In brain death cases, there may be adequate cardiorespiratory activity but a complete lack of cerebral activity. Under these circumstances, removal of organs for transplant is legally allowed, including heart and lungs. Clearly in this case the organs responsible for maintaining life (as clinically defined) are adequately functioning, otherwise they would be of no use to a transplant recipient. In addition, clearly, once the heart and lungs have been removed the patient would be considered clinically, as well as legally, dead.

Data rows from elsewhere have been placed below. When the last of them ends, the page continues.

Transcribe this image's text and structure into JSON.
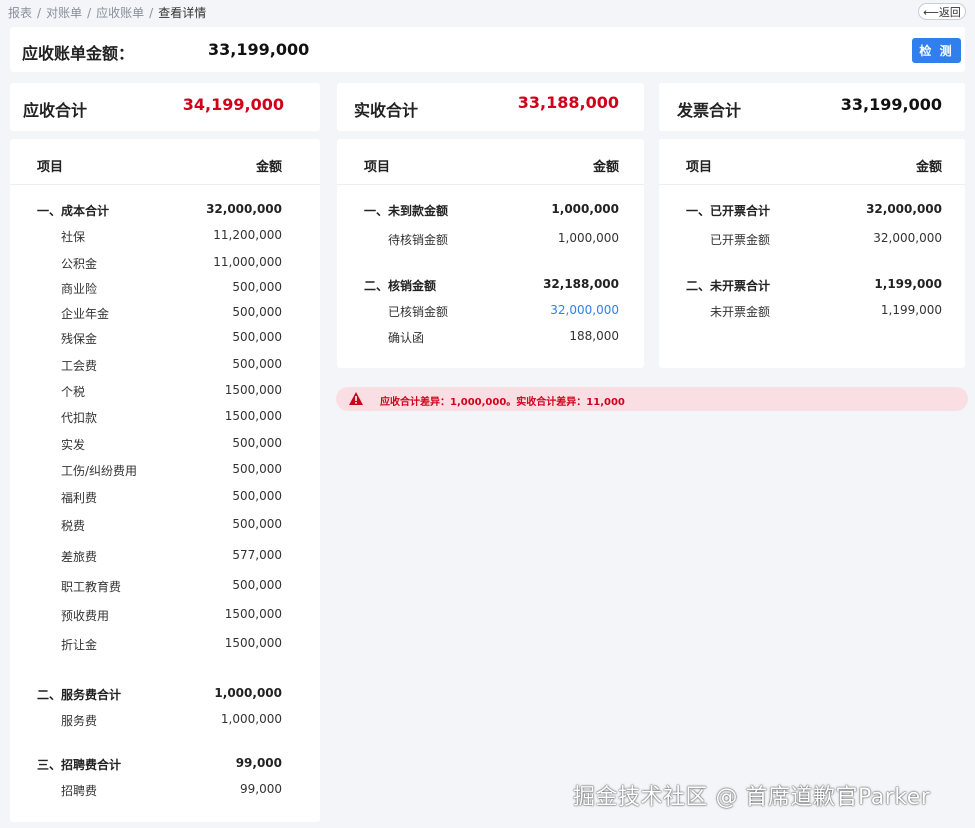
{
  "breadcrumb": {
    "items": [
      "报表",
      "对账单",
      "应收账单"
    ],
    "current": "查看详情"
  },
  "back_label": "⟵返回",
  "summary": {
    "label": "应收账单金额：",
    "value": "33,199,000",
    "check_label": "检 测"
  },
  "receivable": {
    "title": "应收合计",
    "total": "34,199,000",
    "col_item": "项目",
    "col_amount": "金额",
    "rows": [
      {
        "type": "grp",
        "label": "一、成本合计",
        "value": "32,000,000"
      },
      {
        "type": "sub",
        "label": "社保",
        "value": "11,200,000"
      },
      {
        "type": "sub",
        "label": "公积金",
        "value": "11,000,000"
      },
      {
        "type": "sub",
        "label": "商业险",
        "value": "500,000"
      },
      {
        "type": "sub",
        "label": "企业年金",
        "value": "500,000"
      },
      {
        "type": "sub",
        "label": "残保金",
        "value": "500,000"
      },
      {
        "type": "sub",
        "label": "工会费",
        "value": "500,000"
      },
      {
        "type": "sub",
        "label": "个税",
        "value": "1500,000"
      },
      {
        "type": "sub",
        "label": "代扣款",
        "value": "1500,000"
      },
      {
        "type": "sub",
        "label": "实发",
        "value": "500,000"
      },
      {
        "type": "sub",
        "label": "工伤/纠纷费用",
        "value": "500,000"
      },
      {
        "type": "sub",
        "label": "福利费",
        "value": "500,000"
      },
      {
        "type": "sub",
        "label": "税费",
        "value": "500,000"
      },
      {
        "type": "sub",
        "label": "差旅费",
        "value": "577,000"
      },
      {
        "type": "sub",
        "label": "职工教育费",
        "value": "500,000"
      },
      {
        "type": "sub",
        "label": "预收费用",
        "value": "1500,000"
      },
      {
        "type": "sub",
        "label": " 折让金",
        "value": "1500,000"
      },
      {
        "type": "grp",
        "label": "二、服务费合计",
        "value": "1,000,000"
      },
      {
        "type": "sub",
        "label": "服务费",
        "value": "1,000,000"
      },
      {
        "type": "grp",
        "label": "三、招聘费合计",
        "value": "99,000"
      },
      {
        "type": "sub",
        "label": "招聘费",
        "value": "99,000"
      }
    ]
  },
  "received": {
    "title": "实收合计",
    "total": "33,188,000",
    "col_item": "项目",
    "col_amount": "金额",
    "rows": [
      {
        "type": "grp",
        "label": "一、未到款金额",
        "value": "1,000,000"
      },
      {
        "type": "sub",
        "label": "待核销金额",
        "value": "1,000,000"
      },
      {
        "type": "grp",
        "label": "二、核销金额",
        "value": "32,188,000"
      },
      {
        "type": "sub",
        "label": "已核销金额",
        "value": "32,000,000",
        "link": true
      },
      {
        "type": "sub",
        "label": "确认函",
        "value": "188,000"
      }
    ]
  },
  "invoice": {
    "title": "发票合计",
    "total": "33,199,000",
    "col_item": "项目",
    "col_amount": "金额",
    "rows": [
      {
        "type": "grp",
        "label": "一、已开票合计",
        "value": "32,000,000"
      },
      {
        "type": "sub",
        "label": "已开票金额",
        "value": "32,000,000"
      },
      {
        "type": "grp",
        "label": "二、未开票合计",
        "value": "1,199,000"
      },
      {
        "type": "sub",
        "label": "未开票金额",
        "value": "1,199,000"
      }
    ]
  },
  "alert": {
    "text": "应收合计差异：1,000,000。实收合计差异：11,000",
    "color": "#d0021b",
    "icon": "warning-icon"
  },
  "watermark": "掘金技术社区 @ 首席道歉官Parker",
  "colors": {
    "accent": "#2f80ed",
    "danger": "#d0021b",
    "background": "#f3f5f8"
  }
}
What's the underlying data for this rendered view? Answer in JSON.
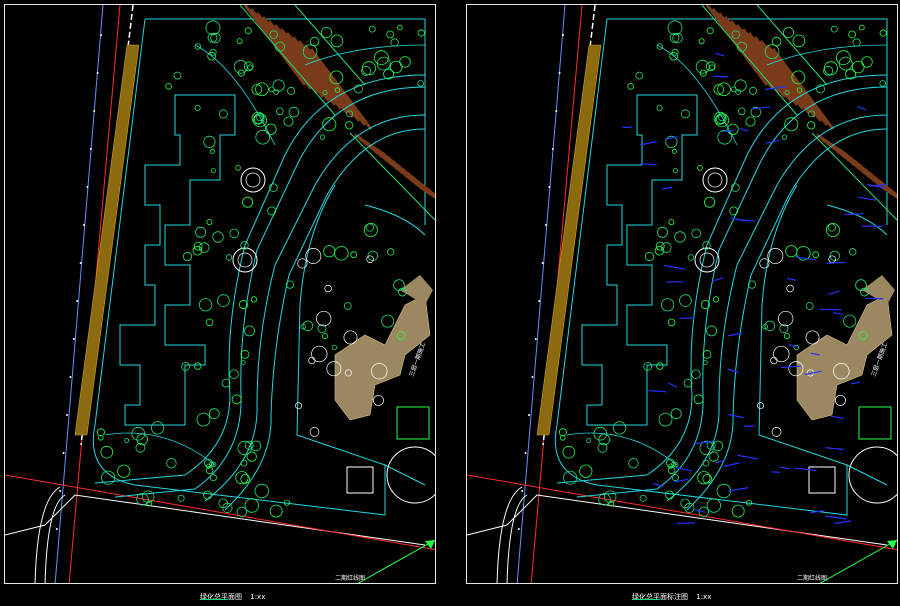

Even after the criteria for legal and clinical definitions of death have been satisfied, many, if not most, cells of the body remain viable (alive) for quite some time. For example, it is well known that skin fibroblasts may be harvested and grown from a cadaver as long as three days after death.

However, other cells do not last nearly as long. The capacity of cells to remain viable after death of an organism is relatively linearly related to their lack of functional and/or respiratory complexity as a cell. That is, cells that have elaborated, through expression of specific genes, a biochemical repertoire that relies heavily on energy production tend to be the cells that lose viability the earliest.

For example, in the brain neurons, with their much higher metabolic rates, die sooner than glia. From a whole body point-of-view, organs with a higher metabolic rate are much more susceptible to a loss of energetic potential -- brain and muscle "die" sooner that skin or bone.

To extend this whole scenario to stem cells, therefore, is quite simple. Stem cells, by definition, have not elaborated complex biochemical machinery; they are awaiting instructions to do so. These cells should logically be more resistant to a cessation of nutrient input. They should remain viable much longer than highly metabolic cells after the delivery of glucose and oxygen has ceased. And this is, in fact, what we have shown in our Nature paper.